Bioconjug Chem. 2022 Jul 20;33(7):1328-1339. doi: 10.1021/acs.bioconjchem.2c00209. Epub 2022 Jun 10.
Nanobodies have been developed rapidly as targeted probes for molecular imaging owing to their high affinity, outstanding tissue penetration, and rapid blood clearance. However, the short retention time at the tumor site limits their application in targeted radionuclide therapy. In this study, we designed a dual-targeting nanobody referred to as MIRC213-709, which can specifically bind to the HER2 receptor in tumor cell lines with high affinity (by nanobody MIRC213) and endogenous IgG in plasma to prolong the half-life by the MIRC213 C-terminal fusion nanobody, MIRC709. The nanobodies were site-specifically radiolabeled with Tc and Lu, and radiochemical purity was >95% after purification. The long blood circulation time and tumor retention property of Tc/Lu-MIRC213-709 were confirmed by a blood clearance assay, single-photon emission computed tomography (SPECT), and a biodistribution study. The blood clearance assay showed that the distribution phase half-life () and elimination phase half-life () of Tc-MIRC213-709 were 6.74- and 19.04-fold longer than those of Tc-MIRC213, respectively. The SPECT/CT and biodistribution results showed that the highest uptake of Lu-MIRC213 in the NCI-N87 model was 5.24 ± 0.95% ID/g at 6 h p.i., while the highest uptake of Lu-MIRC213-709 in the NCI-N87 model was 30.82 ± 7.29% ID/g at 48 h p.i. Compared with Lu-MIRC213, Lu-MIRC213-709 had a 16.9-fold increased tumor cumulative uptake (2606 ± 195.1 vs 153.9 ± 22.37% ID/g·h). The targeted radionuclide therapy assay was performed in the NCI-N87 tumor model, and treatment monitoring ended on day 32. The post-treatment/pretreatment tumor volumes were 12.99 ± 1.66, 3.58 ± 0.96, 1.26 ± 0.17, and 1.54 ± 0.50 in the 0, 9, and 18 MBq single-dose groups and the two 9 MBq divided dose group (14 days apart), respectively. All treatment groups showed significant therapeutic effects ( < 0.0001). Thus, fusion with the IgG-binding nanobody MIRC709 provides MIRC213 derivatives with improved metabolic properties for targeted radionuclide therapy.

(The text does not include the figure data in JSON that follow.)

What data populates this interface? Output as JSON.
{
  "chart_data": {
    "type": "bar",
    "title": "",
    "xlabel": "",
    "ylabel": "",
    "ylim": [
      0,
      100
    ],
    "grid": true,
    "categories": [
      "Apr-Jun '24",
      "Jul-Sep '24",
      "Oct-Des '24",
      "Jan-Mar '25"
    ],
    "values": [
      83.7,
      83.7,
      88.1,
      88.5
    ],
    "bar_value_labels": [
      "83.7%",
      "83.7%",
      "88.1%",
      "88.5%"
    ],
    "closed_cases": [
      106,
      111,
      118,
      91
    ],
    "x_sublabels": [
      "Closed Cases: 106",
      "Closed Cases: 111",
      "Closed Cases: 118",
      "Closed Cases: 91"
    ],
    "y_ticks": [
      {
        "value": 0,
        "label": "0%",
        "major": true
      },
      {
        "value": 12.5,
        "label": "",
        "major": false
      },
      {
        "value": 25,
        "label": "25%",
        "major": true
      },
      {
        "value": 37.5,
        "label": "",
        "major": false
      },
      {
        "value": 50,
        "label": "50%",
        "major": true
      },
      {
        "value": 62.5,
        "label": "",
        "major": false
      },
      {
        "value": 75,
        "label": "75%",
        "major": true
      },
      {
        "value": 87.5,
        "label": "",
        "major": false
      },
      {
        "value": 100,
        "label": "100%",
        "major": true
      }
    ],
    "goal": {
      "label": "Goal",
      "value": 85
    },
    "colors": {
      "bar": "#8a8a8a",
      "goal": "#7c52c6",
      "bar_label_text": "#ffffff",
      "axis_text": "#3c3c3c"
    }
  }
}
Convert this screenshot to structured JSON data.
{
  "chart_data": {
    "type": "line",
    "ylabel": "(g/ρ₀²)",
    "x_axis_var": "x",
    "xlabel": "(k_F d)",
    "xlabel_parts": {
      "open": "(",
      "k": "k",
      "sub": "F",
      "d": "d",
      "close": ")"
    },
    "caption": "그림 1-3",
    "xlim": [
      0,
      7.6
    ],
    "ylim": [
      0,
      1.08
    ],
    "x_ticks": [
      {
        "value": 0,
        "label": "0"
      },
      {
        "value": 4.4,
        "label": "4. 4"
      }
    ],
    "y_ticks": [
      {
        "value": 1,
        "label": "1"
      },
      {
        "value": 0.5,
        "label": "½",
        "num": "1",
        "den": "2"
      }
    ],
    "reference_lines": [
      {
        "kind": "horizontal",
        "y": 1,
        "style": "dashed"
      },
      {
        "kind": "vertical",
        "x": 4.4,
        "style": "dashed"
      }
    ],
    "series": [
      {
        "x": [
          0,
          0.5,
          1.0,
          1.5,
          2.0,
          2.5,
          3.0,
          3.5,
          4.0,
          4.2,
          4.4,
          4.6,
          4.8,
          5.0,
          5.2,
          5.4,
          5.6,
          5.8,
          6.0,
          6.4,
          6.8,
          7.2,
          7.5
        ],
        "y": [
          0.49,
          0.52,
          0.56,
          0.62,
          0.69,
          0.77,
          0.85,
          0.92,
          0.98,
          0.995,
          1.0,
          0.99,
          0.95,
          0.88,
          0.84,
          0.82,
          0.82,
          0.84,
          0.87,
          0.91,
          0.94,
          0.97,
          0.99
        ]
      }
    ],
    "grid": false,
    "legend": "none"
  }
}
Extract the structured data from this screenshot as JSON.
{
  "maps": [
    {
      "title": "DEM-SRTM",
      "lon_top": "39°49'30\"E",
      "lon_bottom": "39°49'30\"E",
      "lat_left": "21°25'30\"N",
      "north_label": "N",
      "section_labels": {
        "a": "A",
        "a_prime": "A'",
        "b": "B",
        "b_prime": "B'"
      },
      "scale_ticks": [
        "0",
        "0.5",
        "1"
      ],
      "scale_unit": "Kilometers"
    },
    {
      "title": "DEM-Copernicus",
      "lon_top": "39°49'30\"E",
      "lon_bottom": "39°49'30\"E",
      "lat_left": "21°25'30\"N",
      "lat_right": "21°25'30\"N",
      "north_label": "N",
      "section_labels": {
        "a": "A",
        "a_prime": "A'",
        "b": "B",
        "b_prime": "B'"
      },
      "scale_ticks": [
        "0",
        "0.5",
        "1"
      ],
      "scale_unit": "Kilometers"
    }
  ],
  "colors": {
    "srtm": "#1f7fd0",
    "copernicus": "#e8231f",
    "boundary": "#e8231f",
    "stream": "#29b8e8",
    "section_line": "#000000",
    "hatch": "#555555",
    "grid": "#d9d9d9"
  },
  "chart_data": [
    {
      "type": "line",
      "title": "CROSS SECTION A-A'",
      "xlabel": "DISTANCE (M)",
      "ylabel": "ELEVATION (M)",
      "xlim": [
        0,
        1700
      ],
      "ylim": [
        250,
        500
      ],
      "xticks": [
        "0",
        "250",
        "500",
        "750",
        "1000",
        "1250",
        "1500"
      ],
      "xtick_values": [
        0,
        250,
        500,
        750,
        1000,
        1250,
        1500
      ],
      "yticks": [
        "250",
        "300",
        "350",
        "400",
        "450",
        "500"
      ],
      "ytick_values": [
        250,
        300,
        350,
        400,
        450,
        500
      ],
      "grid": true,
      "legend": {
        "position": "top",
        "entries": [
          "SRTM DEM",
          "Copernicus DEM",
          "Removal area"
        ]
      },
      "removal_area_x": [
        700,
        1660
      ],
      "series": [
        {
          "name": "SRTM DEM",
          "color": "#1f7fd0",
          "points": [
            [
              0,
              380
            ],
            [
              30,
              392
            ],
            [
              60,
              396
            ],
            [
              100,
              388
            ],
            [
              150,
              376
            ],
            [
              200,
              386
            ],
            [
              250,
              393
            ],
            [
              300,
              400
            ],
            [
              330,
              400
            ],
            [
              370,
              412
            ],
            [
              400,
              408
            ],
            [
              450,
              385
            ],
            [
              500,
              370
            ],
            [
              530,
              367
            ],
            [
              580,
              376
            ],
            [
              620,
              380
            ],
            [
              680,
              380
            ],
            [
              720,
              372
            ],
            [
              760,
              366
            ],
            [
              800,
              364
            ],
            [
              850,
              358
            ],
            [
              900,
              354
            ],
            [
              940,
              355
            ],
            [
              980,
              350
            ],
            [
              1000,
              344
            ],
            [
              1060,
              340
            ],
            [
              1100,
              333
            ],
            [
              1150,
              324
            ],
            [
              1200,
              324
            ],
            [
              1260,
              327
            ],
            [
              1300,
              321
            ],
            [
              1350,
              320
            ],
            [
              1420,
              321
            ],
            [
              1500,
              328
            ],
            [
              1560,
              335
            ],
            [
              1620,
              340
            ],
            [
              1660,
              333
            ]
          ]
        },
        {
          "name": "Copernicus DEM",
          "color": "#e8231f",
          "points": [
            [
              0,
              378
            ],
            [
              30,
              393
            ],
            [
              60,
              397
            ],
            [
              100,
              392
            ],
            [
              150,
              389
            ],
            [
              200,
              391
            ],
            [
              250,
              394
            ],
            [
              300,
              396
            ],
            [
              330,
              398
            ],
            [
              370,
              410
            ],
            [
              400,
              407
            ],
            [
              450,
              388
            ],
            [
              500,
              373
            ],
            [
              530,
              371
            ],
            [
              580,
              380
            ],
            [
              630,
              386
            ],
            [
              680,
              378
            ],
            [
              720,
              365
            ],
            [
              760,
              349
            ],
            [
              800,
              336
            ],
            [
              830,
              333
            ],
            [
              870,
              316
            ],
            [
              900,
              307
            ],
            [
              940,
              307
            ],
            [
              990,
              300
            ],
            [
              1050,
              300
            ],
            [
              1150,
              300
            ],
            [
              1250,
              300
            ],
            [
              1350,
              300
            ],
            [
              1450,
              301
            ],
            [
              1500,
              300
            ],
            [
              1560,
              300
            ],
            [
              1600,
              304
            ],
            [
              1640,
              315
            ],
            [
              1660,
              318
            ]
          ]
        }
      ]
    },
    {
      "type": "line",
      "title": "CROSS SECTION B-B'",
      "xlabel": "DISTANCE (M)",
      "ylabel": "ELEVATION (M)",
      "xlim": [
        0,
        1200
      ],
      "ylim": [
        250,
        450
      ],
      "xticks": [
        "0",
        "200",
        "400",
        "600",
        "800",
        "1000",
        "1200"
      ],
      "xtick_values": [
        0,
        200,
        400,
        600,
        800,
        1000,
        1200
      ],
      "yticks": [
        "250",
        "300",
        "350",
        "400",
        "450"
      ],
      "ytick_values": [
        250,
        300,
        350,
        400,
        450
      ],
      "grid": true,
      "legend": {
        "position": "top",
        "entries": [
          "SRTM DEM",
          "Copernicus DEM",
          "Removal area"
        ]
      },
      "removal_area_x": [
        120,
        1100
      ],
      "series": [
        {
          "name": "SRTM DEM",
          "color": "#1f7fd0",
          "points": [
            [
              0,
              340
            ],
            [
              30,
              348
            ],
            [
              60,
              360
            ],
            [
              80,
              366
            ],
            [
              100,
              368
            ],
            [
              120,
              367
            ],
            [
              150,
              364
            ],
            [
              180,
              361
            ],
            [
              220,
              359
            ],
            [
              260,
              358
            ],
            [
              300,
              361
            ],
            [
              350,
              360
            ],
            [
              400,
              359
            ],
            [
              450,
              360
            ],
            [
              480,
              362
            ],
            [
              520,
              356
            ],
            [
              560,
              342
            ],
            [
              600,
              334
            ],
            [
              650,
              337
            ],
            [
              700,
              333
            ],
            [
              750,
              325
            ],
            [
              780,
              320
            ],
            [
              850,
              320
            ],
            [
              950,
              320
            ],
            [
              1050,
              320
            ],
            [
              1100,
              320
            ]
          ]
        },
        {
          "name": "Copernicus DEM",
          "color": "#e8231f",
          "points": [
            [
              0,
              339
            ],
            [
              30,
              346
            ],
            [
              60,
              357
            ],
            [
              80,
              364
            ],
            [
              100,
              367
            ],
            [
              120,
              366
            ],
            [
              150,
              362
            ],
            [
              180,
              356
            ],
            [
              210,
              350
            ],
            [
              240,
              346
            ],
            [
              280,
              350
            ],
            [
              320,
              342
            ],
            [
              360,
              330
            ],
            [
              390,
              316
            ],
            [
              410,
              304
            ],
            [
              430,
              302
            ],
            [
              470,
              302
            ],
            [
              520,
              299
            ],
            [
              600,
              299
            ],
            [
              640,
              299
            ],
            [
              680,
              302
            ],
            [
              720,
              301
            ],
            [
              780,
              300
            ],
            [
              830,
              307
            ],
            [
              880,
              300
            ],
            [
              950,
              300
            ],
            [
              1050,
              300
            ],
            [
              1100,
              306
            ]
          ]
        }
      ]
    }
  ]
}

由于具有高亲和力、出色的组织穿透性和快速的血液清除率,纳米抗体作为分子成像的靶向探针得到了迅速发展。然而,在肿瘤部位的短保留时间限制了它们在靶向放射性核素治疗中的应用。在本研究中,我们设计了一种双靶向纳米抗体,称为MIRC213-709,它可以通过纳米抗体MIRC213与肿瘤细胞系中的HER2受体高亲和力特异性结合,并与血浆中的内源性IgG结合,通过MIRC213 C末端融合纳米抗体MIRC709延长半衰期。这些纳米抗体用锝和镥进行了位点特异性放射性标记,纯化后放射化学纯度>95%。通过血液清除试验、单光子发射计算机断层扫描(SPECT)和生物分布研究证实了锝/镥-MIRC213-709的长血液循环时间和肿瘤保留特性。血液清除试验表明,锝-MIRC213-709的分布相半衰期()和消除相半衰期()分别比锝-MIRC213长6.74倍和19.04倍。SPECT/CT和生物分布结果表明,在NCI-N87模型中,镥-MIRC213在注射后6小时的最高摄取量为5.24±0.95%ID/g,而镥-MIRC213-709在NCI-N87模型中在注射后48小时的最高摄取量为30.82±7.29%ID/g。与镥-MIRC213相比,镥-MIRC213-709的肿瘤累积摄取增加了16.9倍(2606±195.1对153.9±22.37%ID/g·h)。在NCI-N87肿瘤模型中进行了靶向放射性核素治疗试验,治疗监测在第32天结束。在0、9和18 MBq单剂量组以及两个9 MBq分剂量组(间隔14天)中,治疗后/治疗前的肿瘤体积分别为12.99±1.66、3.58±0.96、1.26±0.17和1.54±0.50。所有治疗组均显示出显著的治疗效果(<0.0001)。因此,与IgG结合纳米抗体MIRC709融合为MIRC213衍生物提供了改善的代谢特性,用于靶向放射性核素治疗。